Role Models wird eine große Bedeutung zugeschrieben. Mehrmals wird eine Kollegin erwähnt, die in eine hohe Führungsposition gehoben wurde, während sie schwanger war. Die Journalistinnen stellen aber klar, dass es wesentlich ist, Vereinbarungen und Rechte zu verankern, sodass es die Möglichkeit gibt, nachzufragen und einzufordern. Um sicherzustellen, dass nicht einige wenige Frauen profitieren, sondern Rechte für alle Frauen auf allen Ebenen gelten. Die Unternehmenshaltung zu Teilzeitarbeit und auch Vätern in Karenz hat maßgeblichen Einfluss auf die Maßnahmen, die zur Förderung der Chancengleichheit eingesetzt werden.

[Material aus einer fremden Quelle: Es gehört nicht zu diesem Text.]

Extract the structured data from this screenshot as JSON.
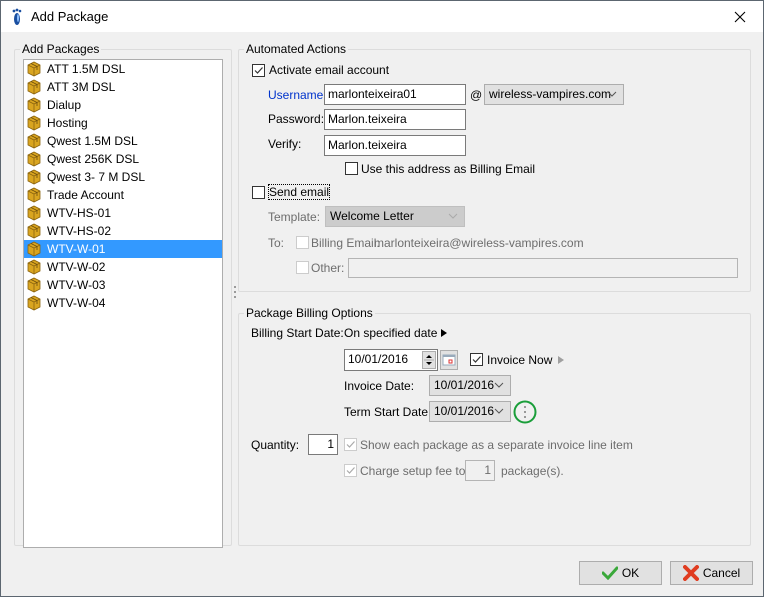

B*tch better have my money oder sit down, be humble?
Obwohl die Frage nicht gestellt wurde, hat jede der befragten Journalistinnen das Thema der finanziellen Ungleichbehandlung von Männern und Frauen im Journalismus angesprochen.
Gender Pay Gap kann ja auf mehrere Arten berechnet werden und es spielen viele Faktoren mit. Die Journalistinnen berichten aber von konkreten Gehaltsunterschieden für ein und dieselbe Position – gleiche Erfahrung, gleiche Verantwortung, gleiche Aufgaben – anderes Gehalt. Eine Kollegin nannte eine konkrete Summe von 300 Euro netto Gehaltsunterschied monatlich – das sind über 4.000 Euro weniger im Jahr.

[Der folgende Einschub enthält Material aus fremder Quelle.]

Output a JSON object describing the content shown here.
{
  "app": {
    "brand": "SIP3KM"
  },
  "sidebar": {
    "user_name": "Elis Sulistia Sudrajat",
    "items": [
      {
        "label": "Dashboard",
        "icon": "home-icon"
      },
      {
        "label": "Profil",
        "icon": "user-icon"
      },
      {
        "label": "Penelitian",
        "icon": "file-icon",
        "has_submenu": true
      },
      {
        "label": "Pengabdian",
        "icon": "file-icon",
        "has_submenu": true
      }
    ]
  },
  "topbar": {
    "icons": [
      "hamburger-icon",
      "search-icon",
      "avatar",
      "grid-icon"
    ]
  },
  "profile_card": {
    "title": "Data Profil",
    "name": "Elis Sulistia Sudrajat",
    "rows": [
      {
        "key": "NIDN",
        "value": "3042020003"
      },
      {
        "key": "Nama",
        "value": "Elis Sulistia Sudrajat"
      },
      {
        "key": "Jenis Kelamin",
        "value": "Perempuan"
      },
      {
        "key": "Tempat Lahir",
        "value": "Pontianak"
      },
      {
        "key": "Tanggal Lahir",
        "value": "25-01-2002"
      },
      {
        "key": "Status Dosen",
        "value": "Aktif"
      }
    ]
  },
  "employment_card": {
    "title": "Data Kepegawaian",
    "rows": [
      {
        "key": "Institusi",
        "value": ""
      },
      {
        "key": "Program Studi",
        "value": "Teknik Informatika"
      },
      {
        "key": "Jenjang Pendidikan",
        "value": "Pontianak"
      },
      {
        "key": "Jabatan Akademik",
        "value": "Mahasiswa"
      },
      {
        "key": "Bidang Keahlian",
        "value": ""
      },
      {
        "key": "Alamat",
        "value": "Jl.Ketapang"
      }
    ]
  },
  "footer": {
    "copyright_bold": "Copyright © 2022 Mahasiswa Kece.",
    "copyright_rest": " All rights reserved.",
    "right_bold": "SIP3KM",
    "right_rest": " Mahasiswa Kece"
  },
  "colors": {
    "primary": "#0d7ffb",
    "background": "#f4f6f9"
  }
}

Die Journalistinnen geben aber durchwegs auch sich selbst die Schuld: Sie werfen sich vor, nicht genug verhandelt zu haben oder ärgern sich, beim eigenen Gehalt Abstriche zu machen, weil es dem Unternehmen nicht gut geht. Andere waren zum Zeitpunkt der finanziellen Ungleichbehandlung zu jung und naiv und froh, überhaupt einen Job zu haben.

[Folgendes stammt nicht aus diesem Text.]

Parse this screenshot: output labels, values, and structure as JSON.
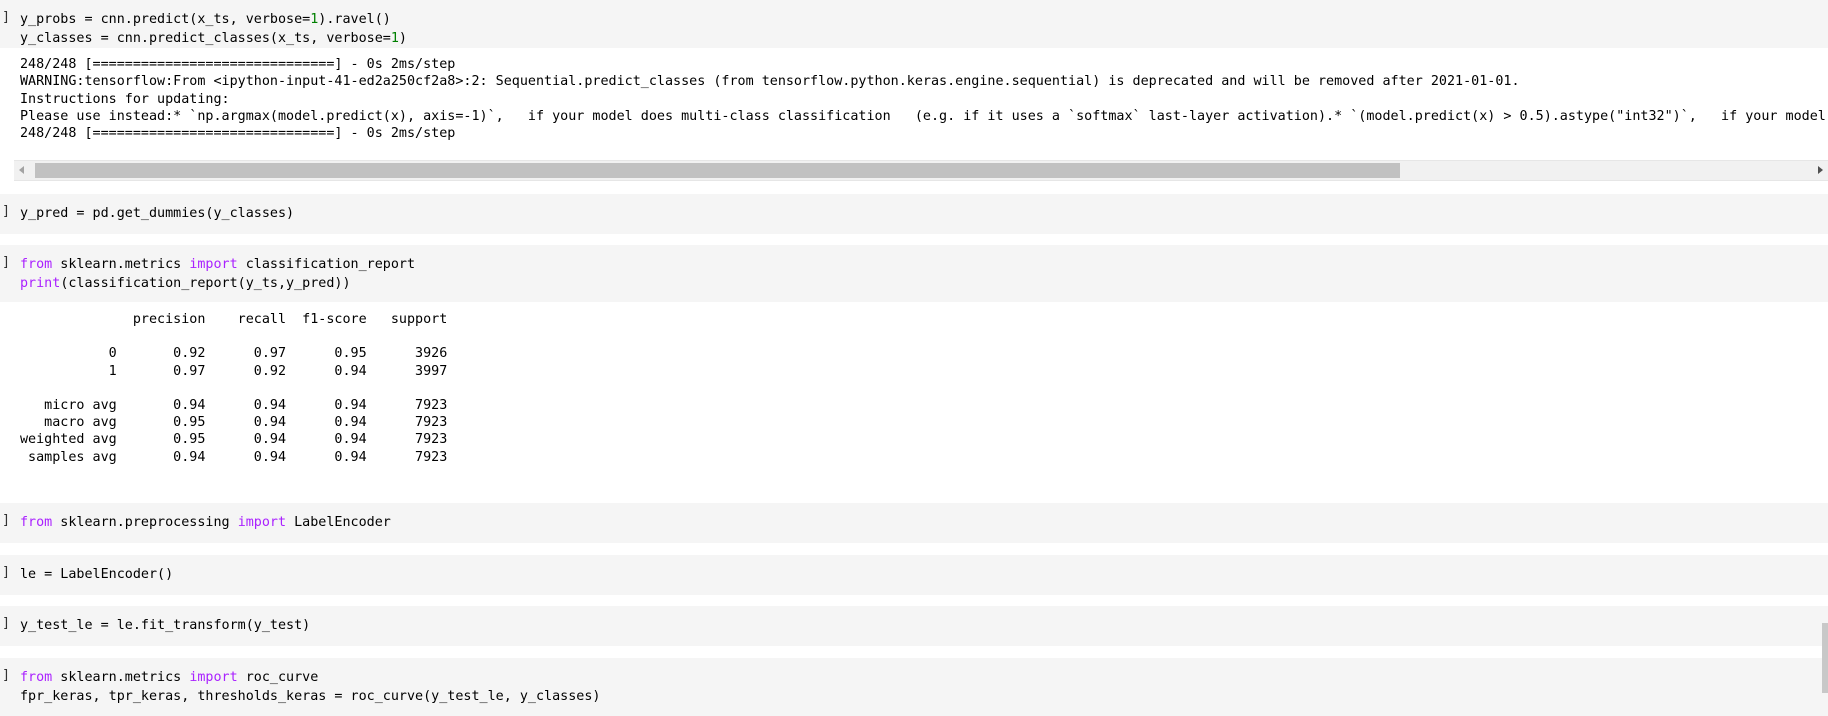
{
  "cells": [
    {
      "prompt": "]",
      "code_lines": [
        [
          {
            "t": "y_probs = cnn.predict(x_ts, verbose="
          },
          {
            "t": "1",
            "c": "num"
          },
          {
            "t": ").ravel()"
          }
        ],
        [
          {
            "t": "y_classes = cnn.predict_classes(x_ts, verbose="
          },
          {
            "t": "1",
            "c": "num"
          },
          {
            "t": ")"
          }
        ]
      ]
    }
  ],
  "output1": [
    "248/248 [==============================] - 0s 2ms/step",
    "WARNING:tensorflow:From <ipython-input-41-ed2a250cf2a8>:2: Sequential.predict_classes (from tensorflow.python.keras.engine.sequential) is deprecated and will be removed after 2021-01-01.",
    "Instructions for updating:",
    "Please use instead:* `np.argmax(model.predict(x), axis=-1)`,   if your model does multi-class classification   (e.g. if it uses a `softmax` last-layer activation).* `(model.predict(x) > 0.5).astype(\"int32\")`,   if your model does bina",
    "248/248 [==============================] - 0s 2ms/step"
  ],
  "cell2": {
    "prompt": "]",
    "line": "y_pred = pd.get_dummies(y_classes)"
  },
  "cell3": {
    "prompt": "]",
    "lines": [
      [
        {
          "t": "from",
          "c": "kw"
        },
        {
          "t": " sklearn.metrics "
        },
        {
          "t": "import",
          "c": "kw"
        },
        {
          "t": " classification_report"
        }
      ],
      [
        {
          "t": "print",
          "c": "kw"
        },
        {
          "t": "(classification_report(y_ts,y_pred))"
        }
      ]
    ]
  },
  "report": [
    "              precision    recall  f1-score   support",
    "",
    "           0       0.92      0.97      0.95      3926",
    "           1       0.97      0.92      0.94      3997",
    "",
    "   micro avg       0.94      0.94      0.94      7923",
    "   macro avg       0.95      0.94      0.94      7923",
    "weighted avg       0.95      0.94      0.94      7923",
    " samples avg       0.94      0.94      0.94      7923"
  ],
  "cell4": {
    "prompt": "]",
    "lines": [
      [
        {
          "t": "from",
          "c": "kw"
        },
        {
          "t": " sklearn.preprocessing "
        },
        {
          "t": "import",
          "c": "kw"
        },
        {
          "t": " LabelEncoder"
        }
      ]
    ]
  },
  "cell5": {
    "prompt": "]",
    "line": "le = LabelEncoder()"
  },
  "cell6": {
    "prompt": "]",
    "line": "y_test_le = le.fit_transform(y_test)"
  },
  "cell7": {
    "prompt": "]",
    "lines": [
      [
        {
          "t": "from",
          "c": "kw"
        },
        {
          "t": " sklearn.metrics "
        },
        {
          "t": "import",
          "c": "kw"
        },
        {
          "t": " roc_curve"
        }
      ],
      [
        {
          "t": "fpr_keras, tpr_keras, thresholds_keras = roc_curve(y_test_le, y_classes)"
        }
      ]
    ]
  },
  "icons": {
    "scroll_left": "chevron-left-icon",
    "scroll_right": "chevron-right-icon"
  }
}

Sie sind sich durchwegs einig, dass Männer selbstsicherer in Gehaltsverhandlungen gehen und das Unternehmen auch verlassen, wenn sie nicht das bekommen, was sie verlangen. Die Journalistinnen, die unzufrieden mit ihrem Gehalt sind, fühlen sich unwohl, um mehr zu bitten. Sie haben Angst, die Sicherheit des Jobs für mehr Gehalt aufs Spiel zu setzen und haben auch Zweifel an den eigenen Fähigkeiten, ob sie eine Gehaltserhöhung denn wirklich verdienen.